The Mysteries of Pittsburgh – Michael Chabon
Chabon has talent: he uses the language inventively while keeping up a nice narrative flow. But this is a novel written by a twenty-two year old, and it shows. In the first sentence it’s announced that the main character’s father is a gangster. Nobody is your run-of-the-mill human being; everybody Art gets involved with is extravagant; they do outrageous things and their talk is cutting edge smart. If you’re between the ages of fourteen and twenty-four, you may find it enjoyable; but to me it was pretty silly, and I quit reading at the halfway point.

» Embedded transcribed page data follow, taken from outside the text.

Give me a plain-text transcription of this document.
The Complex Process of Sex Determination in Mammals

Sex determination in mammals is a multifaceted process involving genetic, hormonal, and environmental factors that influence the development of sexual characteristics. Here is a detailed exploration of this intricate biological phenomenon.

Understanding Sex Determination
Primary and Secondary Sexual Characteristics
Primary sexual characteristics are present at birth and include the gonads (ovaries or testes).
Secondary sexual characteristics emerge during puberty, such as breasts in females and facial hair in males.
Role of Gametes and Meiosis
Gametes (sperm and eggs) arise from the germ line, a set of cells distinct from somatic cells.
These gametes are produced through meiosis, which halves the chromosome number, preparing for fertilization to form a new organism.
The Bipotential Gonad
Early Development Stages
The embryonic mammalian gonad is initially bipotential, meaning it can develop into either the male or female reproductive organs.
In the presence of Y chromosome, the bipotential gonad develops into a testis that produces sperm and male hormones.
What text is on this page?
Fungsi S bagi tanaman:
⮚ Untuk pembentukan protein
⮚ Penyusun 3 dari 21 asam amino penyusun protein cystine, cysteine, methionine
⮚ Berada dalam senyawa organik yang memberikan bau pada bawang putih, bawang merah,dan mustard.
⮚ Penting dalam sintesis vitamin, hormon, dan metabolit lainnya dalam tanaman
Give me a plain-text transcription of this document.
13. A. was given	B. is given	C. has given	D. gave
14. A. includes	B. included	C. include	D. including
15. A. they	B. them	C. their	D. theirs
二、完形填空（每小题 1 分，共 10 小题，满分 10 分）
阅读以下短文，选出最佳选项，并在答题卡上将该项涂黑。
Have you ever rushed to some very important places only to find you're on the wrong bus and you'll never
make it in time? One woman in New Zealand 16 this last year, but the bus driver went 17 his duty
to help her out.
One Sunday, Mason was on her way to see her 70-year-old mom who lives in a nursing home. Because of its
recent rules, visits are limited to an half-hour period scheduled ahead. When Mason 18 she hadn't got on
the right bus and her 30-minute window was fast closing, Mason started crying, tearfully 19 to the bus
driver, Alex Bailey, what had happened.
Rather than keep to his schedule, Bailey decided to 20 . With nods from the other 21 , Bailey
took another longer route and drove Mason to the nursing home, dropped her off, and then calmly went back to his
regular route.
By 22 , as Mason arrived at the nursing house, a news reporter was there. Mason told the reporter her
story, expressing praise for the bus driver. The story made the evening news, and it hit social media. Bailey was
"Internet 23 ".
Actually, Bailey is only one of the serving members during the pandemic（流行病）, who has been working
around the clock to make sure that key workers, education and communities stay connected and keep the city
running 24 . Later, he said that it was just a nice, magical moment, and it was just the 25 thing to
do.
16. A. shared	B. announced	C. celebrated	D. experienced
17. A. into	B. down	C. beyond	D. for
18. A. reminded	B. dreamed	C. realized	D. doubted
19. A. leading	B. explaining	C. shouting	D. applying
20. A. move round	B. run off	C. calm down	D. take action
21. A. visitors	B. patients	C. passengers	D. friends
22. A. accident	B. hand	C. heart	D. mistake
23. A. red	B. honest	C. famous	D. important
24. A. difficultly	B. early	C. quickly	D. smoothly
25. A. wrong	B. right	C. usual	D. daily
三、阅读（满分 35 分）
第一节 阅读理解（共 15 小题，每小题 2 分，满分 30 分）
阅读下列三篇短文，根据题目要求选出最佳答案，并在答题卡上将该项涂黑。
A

At any rate, what Harper Perennial chose to include at the end of the book is worth noting. Under a dreamboat photo of the author is an introduction given by Ben Marcus to an audience at Columbia University in 2009 (Mysteries came out in 1988). Marcus is radiant in his praise; he claims that you have “to read novels like Chabon’s to experience the fullness, the complexity of life.” Then Chabon takes the stage; the text of his talk is engaging; he again shows how good he is with words. But he portrays the genesis of Mysteries with the same extravagance that marred the novel. He was preparing to enter the MFA program at the University of California at Irvine where everybody, it seemed to him, was writing a novel; so he felt it was incumbent on him to also do so. But he fretted about the prospect: “What the hell was a novel, anyway, when you really came down to it? A really, really long short story?” Despite this faux naivety, and guided by the twin inspirations of Gatsby and Goodbye, Columbus, he embarked on writing about summer, as did those other “great American poets of summertime like Ray Bradbury and Bruce Springsteen.” Even the muse lends a hand. The creation of a novel is presented as a mythological act. This may go over well with an audience at Columbia, but from my perspective Chabon left out the nuts and bolts. Perhaps early and easy success leaves one starry-eyed about one’s art. Chabon’s debut effort is not a work of genius; not close. If you want to read what a real genius writes in his early twenties, read Thomas Mann’s Buddenbrooks.